Syd Matters, la folk loin de la planète starlettes

PARIS (AFP) — A "des milliards de kilomètres" de la planète starlettes, le Français Jonathan Morali, le leader du groupe Syd Matters, continue de creuser, dans l'intimité de sa chambre et sur scène, le sillon d'une folk mélodique et atmosphérique.

Depuis qu'il a été révélé en 2003 par la première édition du concours CQFD des Inrockuptibles, le Parisien a grandi, au fil de trois albums, dont le dernier, "Ghost Days", est sorti en janvier. Il le présente actuellement sur scène avec ses quatre musiciens lors d'une tournée en France, Suisse et Belgique.

"Les +jours fantômes+, ça résume bien ces jours où je passe du temps tout seul dans ma chambre, avec l'impression que l'univers se réduit à cet espace", explique-t-il à l'AFP.

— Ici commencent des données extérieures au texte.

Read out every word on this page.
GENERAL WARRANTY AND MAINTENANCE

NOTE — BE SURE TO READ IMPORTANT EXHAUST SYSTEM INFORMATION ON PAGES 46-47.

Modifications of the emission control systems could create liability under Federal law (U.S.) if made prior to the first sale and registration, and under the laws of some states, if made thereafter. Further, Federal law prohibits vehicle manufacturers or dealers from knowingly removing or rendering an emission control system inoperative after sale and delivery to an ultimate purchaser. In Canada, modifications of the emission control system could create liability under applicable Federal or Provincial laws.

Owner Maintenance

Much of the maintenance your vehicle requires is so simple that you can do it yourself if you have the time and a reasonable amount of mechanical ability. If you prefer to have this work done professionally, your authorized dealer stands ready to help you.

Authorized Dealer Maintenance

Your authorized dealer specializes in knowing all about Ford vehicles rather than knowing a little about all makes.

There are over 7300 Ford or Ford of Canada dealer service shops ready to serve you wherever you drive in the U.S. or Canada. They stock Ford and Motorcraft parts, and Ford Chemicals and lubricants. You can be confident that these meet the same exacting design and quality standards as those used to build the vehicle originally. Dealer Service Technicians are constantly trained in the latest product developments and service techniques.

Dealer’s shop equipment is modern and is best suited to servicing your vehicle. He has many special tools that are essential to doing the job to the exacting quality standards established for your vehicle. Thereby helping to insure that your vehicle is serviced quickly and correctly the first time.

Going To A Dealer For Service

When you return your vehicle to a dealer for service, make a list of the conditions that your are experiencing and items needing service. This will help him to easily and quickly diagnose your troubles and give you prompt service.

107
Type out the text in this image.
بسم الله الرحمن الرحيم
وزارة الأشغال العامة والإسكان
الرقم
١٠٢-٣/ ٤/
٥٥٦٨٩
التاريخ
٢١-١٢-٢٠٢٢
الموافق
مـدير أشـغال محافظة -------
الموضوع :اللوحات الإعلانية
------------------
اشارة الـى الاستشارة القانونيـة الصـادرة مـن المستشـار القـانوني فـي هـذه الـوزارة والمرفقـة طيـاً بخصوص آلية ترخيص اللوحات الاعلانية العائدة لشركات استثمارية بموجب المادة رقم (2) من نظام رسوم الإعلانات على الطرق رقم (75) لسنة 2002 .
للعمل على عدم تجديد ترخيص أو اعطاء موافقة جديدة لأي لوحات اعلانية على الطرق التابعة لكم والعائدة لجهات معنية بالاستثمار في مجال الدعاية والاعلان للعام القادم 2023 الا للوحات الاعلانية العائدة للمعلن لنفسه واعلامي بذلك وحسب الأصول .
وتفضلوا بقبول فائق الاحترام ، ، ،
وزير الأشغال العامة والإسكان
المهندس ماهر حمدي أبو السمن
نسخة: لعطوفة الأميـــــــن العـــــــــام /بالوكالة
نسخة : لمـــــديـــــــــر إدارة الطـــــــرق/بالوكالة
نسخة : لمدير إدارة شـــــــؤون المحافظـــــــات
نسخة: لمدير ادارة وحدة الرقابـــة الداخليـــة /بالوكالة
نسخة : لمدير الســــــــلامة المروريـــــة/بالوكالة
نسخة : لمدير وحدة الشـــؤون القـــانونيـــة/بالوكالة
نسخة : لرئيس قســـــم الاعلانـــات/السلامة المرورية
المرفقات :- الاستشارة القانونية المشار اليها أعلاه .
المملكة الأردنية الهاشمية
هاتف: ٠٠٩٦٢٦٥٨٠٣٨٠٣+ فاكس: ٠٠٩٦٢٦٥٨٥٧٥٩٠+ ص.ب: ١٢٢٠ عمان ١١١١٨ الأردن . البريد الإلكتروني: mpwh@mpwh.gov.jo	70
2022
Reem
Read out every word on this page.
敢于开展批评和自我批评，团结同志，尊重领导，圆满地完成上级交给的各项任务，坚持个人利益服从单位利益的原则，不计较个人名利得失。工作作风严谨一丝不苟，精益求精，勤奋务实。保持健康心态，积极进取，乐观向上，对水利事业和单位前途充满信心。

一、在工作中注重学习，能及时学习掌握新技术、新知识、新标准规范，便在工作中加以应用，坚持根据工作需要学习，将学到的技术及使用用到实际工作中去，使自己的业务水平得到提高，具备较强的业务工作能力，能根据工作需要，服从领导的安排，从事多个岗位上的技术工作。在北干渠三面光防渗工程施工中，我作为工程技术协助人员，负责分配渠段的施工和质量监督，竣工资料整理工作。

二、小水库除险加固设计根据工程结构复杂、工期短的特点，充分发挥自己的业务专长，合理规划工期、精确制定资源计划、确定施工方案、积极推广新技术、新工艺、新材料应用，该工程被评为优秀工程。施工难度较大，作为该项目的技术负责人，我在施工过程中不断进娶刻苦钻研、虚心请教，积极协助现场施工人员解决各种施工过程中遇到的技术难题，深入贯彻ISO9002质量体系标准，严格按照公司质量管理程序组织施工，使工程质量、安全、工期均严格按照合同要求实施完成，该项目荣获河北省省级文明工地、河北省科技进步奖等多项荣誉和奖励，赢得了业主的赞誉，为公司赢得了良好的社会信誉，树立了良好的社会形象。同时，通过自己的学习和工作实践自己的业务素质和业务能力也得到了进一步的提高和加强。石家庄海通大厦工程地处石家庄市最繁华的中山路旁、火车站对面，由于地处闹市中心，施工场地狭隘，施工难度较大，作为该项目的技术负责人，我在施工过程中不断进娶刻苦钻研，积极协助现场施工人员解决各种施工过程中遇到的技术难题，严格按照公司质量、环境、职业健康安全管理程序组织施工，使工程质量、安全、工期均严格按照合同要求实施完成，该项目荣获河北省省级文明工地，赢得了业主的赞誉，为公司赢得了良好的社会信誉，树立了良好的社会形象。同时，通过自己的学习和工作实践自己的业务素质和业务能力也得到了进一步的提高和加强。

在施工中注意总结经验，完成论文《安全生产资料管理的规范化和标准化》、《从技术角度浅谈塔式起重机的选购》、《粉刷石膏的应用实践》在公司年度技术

Pour raconter ces "jours fantômes", il utilise des mélodies soignées, à l'allure folk empreinte de modestie mais habillée d'orchestrations d'ampleur.

Il a des modèles, Nick Drake pour la folk, Pink Floyd ("Syd Matters" fait référence au premier guitariste du Floyd, Syd Barrett) et Radiohead, pour les "orchestraux".

De ces maîtres méticuleux il a adopté le perfectionnisme, mais pas le goût du labeur sans fin, en dépit d'une propension à camper dans sa chambre la guitare à la main.

"Au lieu de nous réécouter 10.000 fois à la recherche de l'équilibre parfait des chansons, on a cherché la spontanéité, le vivant, cherché à faire quelque chose de complexe mais qui sonne évident", affirme-t-il.

Il ne récuse pas l'étiquette de "chanson mélancolique" qu'on lui accole souvent, et qu'il attribue principalement à sa voix. "Syd Matters avec un autre chanteur, ce ne serait pas tristounet", rigole-t-il.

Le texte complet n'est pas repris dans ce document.